MovieMovesMe: Can you talk about your collaboration with Josh Charles and Sarah Silverman and the approach you took towards their characters they were about to perform?
Adam Salky: To answer to your question, I had a very close collaboration with Sarah and Josh and with all other actors on the film. And I worked with them differently. Every actor is different. So much about directing is trying to figure it out how you’re going to work with that individual performer. For Josh, he really comes from dramatic acting background and has also directed quite a bit. With Josh it was really about discussing what drives the character almost to drama-surgical sense. And so that was to keep the family together. That was what Bruce really desired deep down. And all of my discussion with Josh were really how that drive is manifesting itself in each particular scene. With Sarah, it was a little different. We also spoke about what broke the character which for me was to basically destroy this very complex entertain Laney constantly stealing by loving her family. Sometimes she destroys it through her affair, or destroy it through substances. So we constantly talked about that, and also talking before we shoot the scene, and during each scene to make. So it was really strong collaboration with the actors.

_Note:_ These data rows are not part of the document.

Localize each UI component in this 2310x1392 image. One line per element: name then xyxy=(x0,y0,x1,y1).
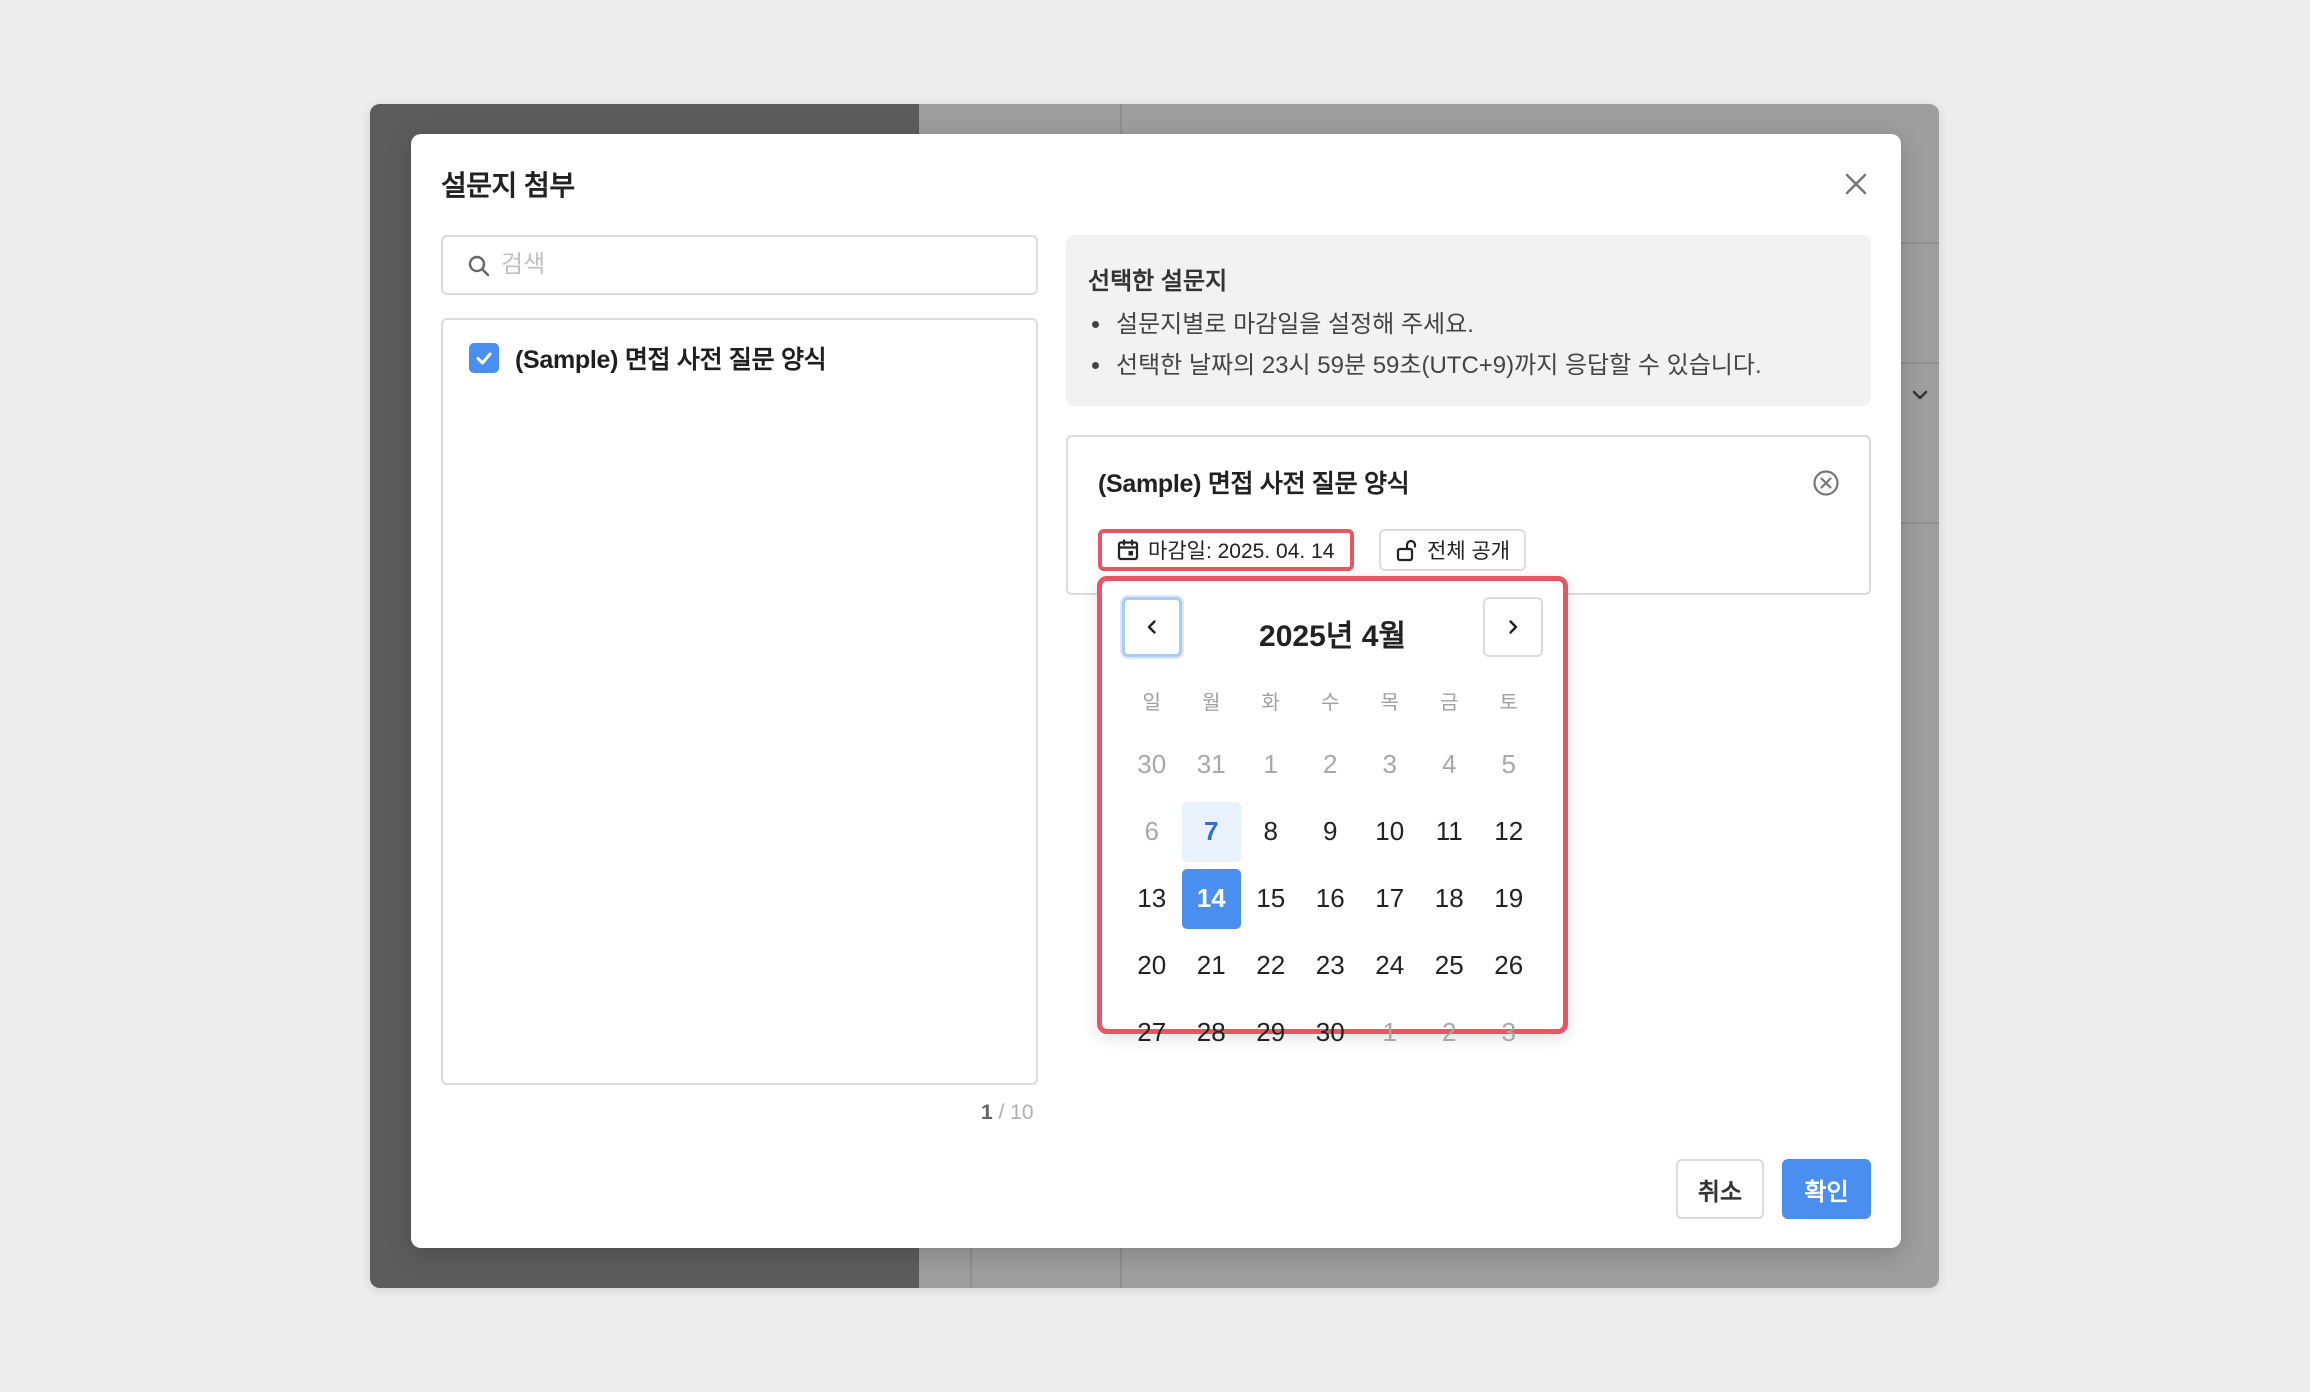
survey-checkbox[interactable] xyxy=(469,343,499,373)
calendar-day-selected[interactable]: 14 xyxy=(1181,868,1241,929)
calendar-weekdays: 일월화수목금토 xyxy=(1122,686,1539,715)
calendar-day[interactable]: 20 xyxy=(1122,936,1182,996)
calendar-day[interactable]: 29 xyxy=(1241,1003,1301,1063)
visibility-button[interactable]: 전체 공개 xyxy=(1379,529,1527,571)
survey-list: (Sample) 면접 사전 질문 양식 xyxy=(441,318,1038,1085)
calendar-week: 6 7 8 9 10 11 12 xyxy=(1122,798,1539,865)
calendar-day[interactable]: 24 xyxy=(1360,936,1420,996)
page-separator: / xyxy=(998,1101,1005,1124)
calendar-day[interactable]: 15 xyxy=(1241,869,1301,929)
calendar-day[interactable]: 19 xyxy=(1479,869,1539,929)
calendar-day[interactable]: 25 xyxy=(1420,936,1480,996)
page-current: 1 xyxy=(981,1101,993,1124)
calendar-day[interactable]: 28 xyxy=(1182,1003,1242,1063)
calendar-week: 27 28 29 30 1 2 3 xyxy=(1122,999,1539,1066)
search-input[interactable] xyxy=(501,245,1021,285)
page-total: 10 xyxy=(1010,1101,1034,1124)
list-item[interactable]: (Sample) 면접 사전 질문 양식 xyxy=(469,338,827,378)
calendar-day[interactable]: 21 xyxy=(1182,936,1242,996)
close-button[interactable] xyxy=(1836,164,1876,204)
calendar-day[interactable]: 17 xyxy=(1360,869,1420,929)
chevron-down-icon xyxy=(1905,384,1935,414)
background-divider xyxy=(1900,362,1939,364)
calendar-day[interactable]: 8 xyxy=(1241,802,1301,862)
selected-survey-card: (Sample) 면접 사전 질문 양식 마감일: 2025. 04. 14 전… xyxy=(1066,435,1871,595)
cancel-button[interactable]: 취소 xyxy=(1676,1159,1764,1219)
info-title: 선택한 설문지 xyxy=(1088,268,1228,295)
info-bullets: 설문지별로 마감일을 설정해 주세요. 선택한 날짜의 23시 59분 59초(… xyxy=(1088,304,1762,386)
calendar-day[interactable]: 1 xyxy=(1241,735,1301,795)
search-icon xyxy=(468,255,490,277)
calendar-day[interactable]: 2 xyxy=(1420,1003,1480,1063)
calendar-day[interactable]: 27 xyxy=(1122,1003,1182,1063)
info-bullet: 설문지별로 마감일을 설정해 주세요. xyxy=(1088,304,1762,345)
list-item-label: (Sample) 면접 사전 질문 양식 xyxy=(515,346,827,374)
calendar-day[interactable]: 26 xyxy=(1479,936,1539,996)
calendar-day[interactable]: 1 xyxy=(1360,1003,1420,1063)
confirm-button[interactable]: 확인 xyxy=(1782,1159,1871,1219)
calendar-weekday: 일 xyxy=(1142,692,1161,714)
calendar-day[interactable]: 30 xyxy=(1122,735,1182,795)
calendar-day[interactable]: 11 xyxy=(1420,802,1480,862)
close-circle-icon xyxy=(1813,470,1839,496)
deadline-button[interactable]: 마감일: 2025. 04. 14 xyxy=(1098,529,1355,571)
selected-survey-title: (Sample) 면접 사전 질문 양식 xyxy=(1098,470,1410,498)
calendar-day[interactable]: 16 xyxy=(1301,869,1361,929)
calendar-weekday: 목 xyxy=(1380,692,1399,714)
calendar-day[interactable]: 10 xyxy=(1360,802,1420,862)
calendar-day[interactable]: 12 xyxy=(1479,802,1539,862)
modal-title: 설문지 첨부 xyxy=(441,170,575,201)
selected-survey-info: 선택한 설문지 설문지별로 마감일을 설정해 주세요. 선택한 날짜의 23시 … xyxy=(1066,235,1871,406)
page-indicator: 1 / 10 xyxy=(981,1101,1034,1125)
calendar-day[interactable]: 9 xyxy=(1301,802,1361,862)
calendar-day[interactable]: 22 xyxy=(1241,936,1301,996)
calendar-day[interactable]: 18 xyxy=(1420,869,1480,929)
deadline-label: 마감일: 2025. 04. 14 xyxy=(1148,540,1335,563)
next-month-button[interactable] xyxy=(1483,597,1543,657)
calendar-week: 20 21 22 23 24 25 26 xyxy=(1122,932,1539,999)
date-picker: 2025년 4월 일월화수목금토 30 31 1 2 3 4 5 6 7 8 9 10 11 12 13 14… xyxy=(1097,576,1568,1047)
attach-survey-modal: 설문지 첨부 (Sample) 면접 사전 질문 양식 1 / 10 선택한 xyxy=(411,134,1901,1248)
calendar-day[interactable]: 30 xyxy=(1301,1003,1361,1063)
chevron-right-icon xyxy=(1509,620,1518,634)
calendar-day[interactable]: 31 xyxy=(1182,735,1242,795)
calendar-day[interactable]: 6 xyxy=(1122,802,1182,862)
calendar-weekday: 월 xyxy=(1202,692,1221,714)
calendar-icon xyxy=(1117,539,1139,561)
calendar-day-today[interactable]: 7 xyxy=(1181,801,1241,862)
calendar-week: 30 31 1 2 3 4 5 xyxy=(1122,731,1539,798)
search-field[interactable] xyxy=(441,235,1038,295)
visibility-label: 전체 공개 xyxy=(1427,540,1511,563)
background-divider xyxy=(1900,522,1939,524)
calendar-day[interactable]: 4 xyxy=(1420,735,1480,795)
calendar-day[interactable]: 23 xyxy=(1301,936,1361,996)
background-divider xyxy=(1900,242,1939,244)
calendar-weekday: 토 xyxy=(1499,692,1518,714)
calendar-day[interactable]: 2 xyxy=(1301,735,1361,795)
calendar-day[interactable]: 3 xyxy=(1360,735,1420,795)
check-icon xyxy=(476,352,492,365)
calendar-grid: 30 31 1 2 3 4 5 6 7 8 9 10 11 12 13 14 15 16 17 18 19 20 21 22 2… xyxy=(1122,731,1539,1066)
calendar-weekday: 수 xyxy=(1321,692,1340,714)
calendar-day[interactable]: 13 xyxy=(1122,869,1182,929)
unlock-icon xyxy=(1396,539,1417,562)
background-divider xyxy=(970,1244,972,1288)
remove-survey-button[interactable] xyxy=(1811,468,1841,498)
calendar-weekday: 화 xyxy=(1261,692,1280,714)
close-icon xyxy=(1845,173,1867,195)
calendar-day[interactable]: 3 xyxy=(1479,1003,1539,1063)
calendar-weekday: 금 xyxy=(1440,692,1459,714)
calendar-week: 13 14 15 16 17 18 19 xyxy=(1122,865,1539,932)
calendar-day[interactable]: 5 xyxy=(1479,735,1539,795)
info-bullet: 선택한 날짜의 23시 59분 59초(UTC+9)까지 응답할 수 있습니다. xyxy=(1088,345,1762,386)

MovieMovesMe: I wonder how you would describe Bruce’s personality and his approach to fix the family issue, especially after seeing the last scene?
Adam Salky: I just spoke a little bit about the kind of things Josh and I spoke about when we were talking about the character Bruce. That was a central idea, Bruce is a guy who wants to keep the family together. Even though when Laney is going to sense throughout the story Bruce is willing to employ all kind of things in order to keep the family together. And sometime that means ignoring certain things she is doing. Sometimes, that means to be in denial of certain things she is doing. Because to accept them and to acknowledge them will be to accept that something is too painful and destructive to his family. At the end, without giving too much away, there does come a moment where that desire in Bruce to keep the family is going to be tested to the limit of what he even thought possible.
MovieMovesMe: What do you think is the moral story of I Smile Back that must make the viewer to not disregard the issue being unfolded in the film?
Adam Salky: You know, I never thought about I Smile back as necessarily having a moral to it. And I don’t know that, at least, from my point of view that all movies necessarily do have to have a moral to it. To me it was really was about bearing witness to this woman who has something in her as she can’t control. And that is destructive to life as she wanted to be. And in in bearing witness to that I do think there is an opportunity for people who are struggling with some of the same things or the family members or friends: mental illness and addiction that they can be less afraid in their own struggle because their story is being told or a part of their story in the film.